In this Lab you'll learn how to create external tables over other data sources to unify your data, and how to use Spark to run big queries over your data in HDFS or do data preparation. You'll review a complete solution for an end-to-end scenario, with a focus on how to extrapolate what you have learned to create other solutions for your organization.

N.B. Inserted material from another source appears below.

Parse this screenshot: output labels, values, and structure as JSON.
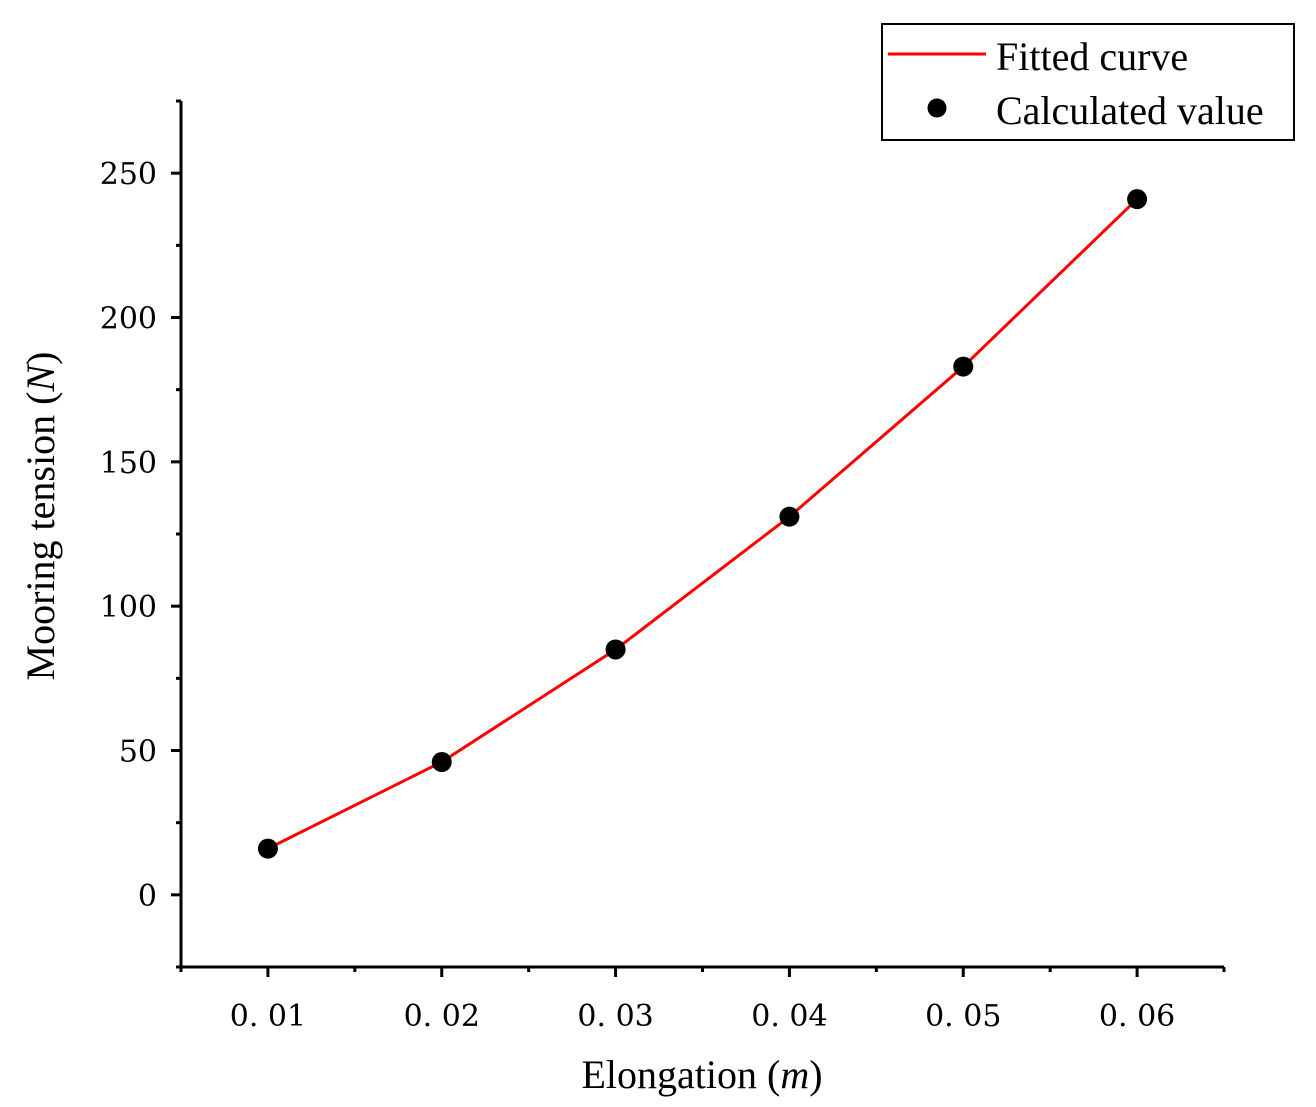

This Lab expects that you understand data structures and working with SQL Server and computer networks. This Lab does not expect you to have any prior data science knowledge, but a basic knowledge of statistics and data science is helpful in the Data Science sections. Knowledge of SQL Server, Azure Data and AI services, Python, and Jupyter Notebooks is recommended. AI techniques are implemented in Python packages. Solution templates are implemented using Azure services, development tools, and SDKs. You should have a basic understanding of working with the Microsoft Azure Platform.
▶ You need to have all of the prerequisites completed before taking this Lab.
▶ You need a full Big Data Cluster for SQL Server up and running, and have identified the connection endpoints, with all security parameters. You find out how to do that here.
You will work through six Jupyter Notebooks using the Azure Data Studio tool. Download them and open them in Azure Data Studio, running only one cell at a time.
Notebook | Topics |
bdc_tutorial_00.ipynb | Overview of the Lab and Setup of the source data, problem space, solution options and architectures |
bdc_tutorial_01.ipynb | In this tutorial you will learn how to run standard SQL Server Queries against the Master Instance (MI) in a SQL Server big data cluster. |
bdc_tutorial_02.ipynb | In this tutorial you will learn how to create and query Virtualized Data in a SQL Server big data cluster. |
bdc_tutorial_03.ipynb | In this tutorial you will learn how to create and query a Data Mart using Virtualized Data in a SQL Server big data cluster. |
bdc_tutorial_04.ipynb | In this tutorial you will learn how to work with Spark Jobs in a SQL Server big data cluster. |
bdc_tutorial_05.ipynb | In this tutorial you will learn how to work with Spark Machine Learning Jobs in a SQL Server big data cluster. |